Найденный кончик ниточки обрывается. Я иду к генералу и докладываю ему все, что мне известно по делу о присланной из угрозыска медной шкатулке с английским шифром и американскими долларами. Сходимся на временной отсрочке расследования. Гадоха умер, не оставив никаких следов.

— А в каких отношениях ты был с Гадохой на фронте? — спросил Жирмундский.

Пришлось рассказать.

2

Помню теплую сентябрьскую осень в Москве сорок первого. Желтеют листья на деревьях, витрины магазинов завалены мешками с песком, окна домов перечерчены белыми бумажными крестами. На улицах комендантские патрули.

Мы с Мишкой Ягодкиным ехали от окраины к центру в полупустом вагоне метро — занятия в школе не начинались из-за нехватки ушедших в ополчение преподавателей, а на заводе нас еще не оформили, так что свободного времени было много. Рядом ребята, на вид наши однолетки, но уже одетые по-военному в гимнастерки и ватники, пели нестройным хором: «…уходили комсомольцы на гражданскую войну». Женщина рядом плакала, а наши с Мишкой сердца сгорали от зависти.

Где-то на полпути, кажется на «Комсомольской», поезд был задержан — по радио уже ревели сирены воздушной тревоги. Из метро не выпускали, и мы минут сорок толкались среди пассажиров.

— Дальше не поедем, — сказал Мишка.

— А куда поедем?

— Назад.

— Почему? — удивился я.

Мишка не сразу ответил, он что-то думал, что-то решал.

— Хватит! — сказал он. — Сачковать надоело. Такие же парни в армию идут, а мы? Прямо из метро — в военкомат!

Вот так.

— Но мы же допризывники. Таких не берут.

— Возьмут. Попросим, и возьмут.

И нас действительно взяли. Спросили о родных. Родных не было: оба детдомовские. Спросили о занятиях. Кончились занятия, объяснили мы. Оглядели нас, прикинули — видят: подходящие парни. Ну и направили на медицинскую комиссию.

— А где учить будут? — спросил Мишка у военкома.

— Найдем место, — сказал военком. — «Тяжело в учении, легко в бою», — говорил Суворов. У вас, ребятки, к сожалению, будет наоборот. Подучим вас наспех, а ратному делу по настоящему обучаться в бою будете.
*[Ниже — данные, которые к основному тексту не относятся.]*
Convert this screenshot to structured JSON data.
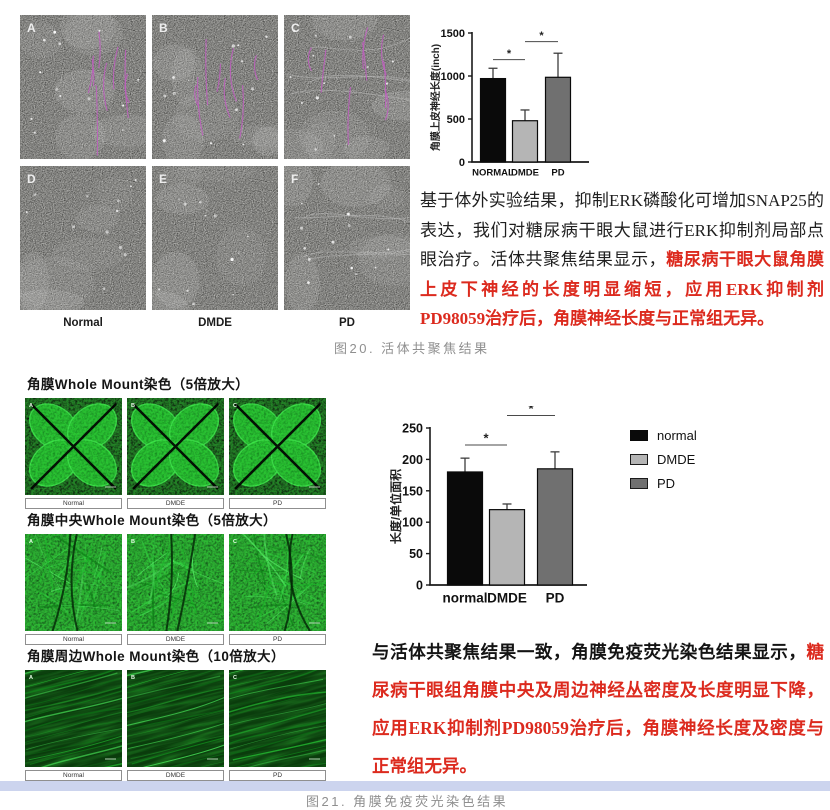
{
  "colors": {
    "red_text": "#dc2a1e",
    "caption_gray": "#8f8f8f",
    "magenta_trace": "#c05ec0",
    "lavender_strip": "#ccd4ee",
    "bar_black": "#0a0a0a",
    "bar_light_gray": "#b5b5b5",
    "bar_dark_gray": "#707070",
    "green_fluorescence": "#1fae2a"
  },
  "fig20": {
    "panel_letters": [
      "A",
      "B",
      "C",
      "D",
      "E",
      "F"
    ],
    "col_labels": [
      "Normal",
      "DMDE",
      "PD"
    ],
    "text_black": "基于体外实验结果，抑制ERK磷酸化可增加SNAP25的表达，我们对糖尿病干眼大鼠进行ERK抑制剂局部点眼治疗。活体共聚焦结果显示，",
    "text_red": "糖尿病干眼大鼠角膜上皮下神经的长度明显缩短，应用ERK抑制剂PD98059治疗后，角膜神经长度与正常组无异。",
    "caption": "图20. 活体共聚焦结果"
  },
  "fig21": {
    "sections": [
      {
        "header": "角膜Whole Mount染色（5倍放大）",
        "style": "wholemount",
        "panel_letters": [
          "A",
          "B",
          "C"
        ],
        "labels": [
          "Normal",
          "DMDE",
          "PD"
        ]
      },
      {
        "header": "角膜中央Whole Mount染色（5倍放大）",
        "style": "central",
        "panel_letters": [
          "A",
          "B",
          "C"
        ],
        "labels": [
          "Normal",
          "DMDE",
          "PD"
        ]
      },
      {
        "header": "角膜周边Whole Mount染色（10倍放大）",
        "style": "peripheral",
        "panel_letters": [
          "A",
          "B",
          "C"
        ],
        "labels": [
          "Normal",
          "DMDE",
          "PD"
        ]
      }
    ],
    "legend": [
      {
        "label": "normal",
        "fill": "#0a0a0a",
        "border": "#0a0a0a"
      },
      {
        "label": "DMDE",
        "fill": "#b5b5b5",
        "border": "#1a1a1a"
      },
      {
        "label": "PD",
        "fill": "#707070",
        "border": "#1a1a1a"
      }
    ],
    "text_black": "与活体共聚焦结果一致，角膜免疫荧光染色结果显示，",
    "text_red": "糖尿病干眼组角膜中央及周边神经丛密度及长度明显下降，应用ERK抑制剂PD98059治疗后，角膜神经长度及密度与正常组无异。",
    "caption": "图21. 角膜免疫荧光染色结果"
  },
  "chart_data": [
    {
      "type": "bar",
      "categories": [
        "NORMAL",
        "DMDE",
        "PD"
      ],
      "values": [
        970,
        480,
        985
      ],
      "errors": [
        120,
        125,
        280
      ],
      "title": "",
      "xlabel": "",
      "ylabel": "角膜上皮神经长度(inch)",
      "ylim": [
        0,
        1500
      ],
      "yticks": [
        0,
        500,
        1000,
        1500
      ],
      "bar_colors": [
        "#0a0a0a",
        "#b5b5b5",
        "#707070"
      ],
      "significance": [
        {
          "pair": [
            0,
            1
          ],
          "y": 1190,
          "label": "*"
        },
        {
          "pair": [
            1,
            2
          ],
          "y": 1400,
          "label": "*"
        }
      ],
      "grid": false,
      "legend_position": "none"
    },
    {
      "type": "bar",
      "categories": [
        "normal",
        "DMDE",
        "PD"
      ],
      "values": [
        180,
        120,
        185
      ],
      "errors": [
        22,
        9,
        27
      ],
      "title": "",
      "xlabel": "",
      "ylabel": "长度/单位面积",
      "ylim": [
        0,
        250
      ],
      "yticks": [
        0,
        50,
        100,
        150,
        200,
        250
      ],
      "bar_colors": [
        "#0a0a0a",
        "#b5b5b5",
        "#707070"
      ],
      "significance": [
        {
          "pair": [
            0,
            1
          ],
          "y": 223,
          "label": "*"
        },
        {
          "pair": [
            1,
            2
          ],
          "y": 270,
          "label": "*"
        }
      ],
      "legend": [
        "normal",
        "DMDE",
        "PD"
      ],
      "legend_position": "right",
      "grid": false
    }
  ]
}
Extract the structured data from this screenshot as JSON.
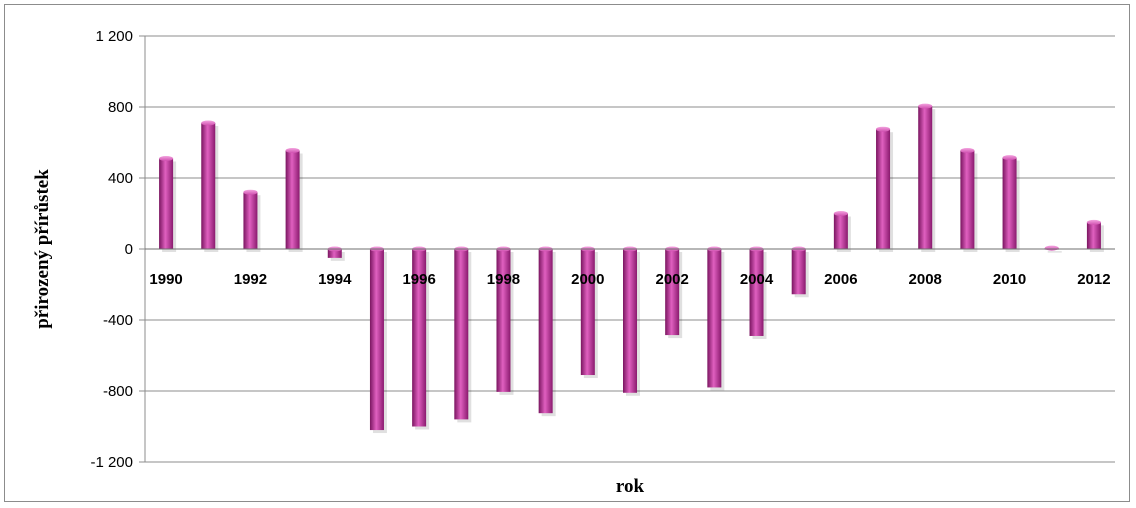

Вот так и очутились мы с Мишкой Ягодкиным в одной роте пехотного полка энской, как говорится, дивизии. Вместе учились обороняться и наступать, вместе с боями и до Вислы дошли. Об этом долгом и тяжком пути я Жирмундскому не рассказывал. О войне он знал много и без меня, да и не моя воинская судьба интересовала его, а лишь тот поворот ее, в котором был виноват ефрейтор Гадоха Сергей Тимофеевич.

Появился он у нас уже в сорок третьем или, кажется, в начале сорок четвертого года, переведенный из штрафной роты бывший уголовник, но отличившийся в боях. И у нас он выделялся отменной находчивостью и отвагой, ходил в разведку, возвращался с удачей, и его за эту удачу командование отличало и миловало. Был он сметливым и расторопным, умел дружить и очень нравился полковым красавицам в военных гимнастерках и санитарных халатах. Да и со мной, хотя я и был уже старлеем, держался соответственно уставу, но не без желания понравиться и заслужить похвалу, а выговоры и замечания выслушивал почтительно и согласно.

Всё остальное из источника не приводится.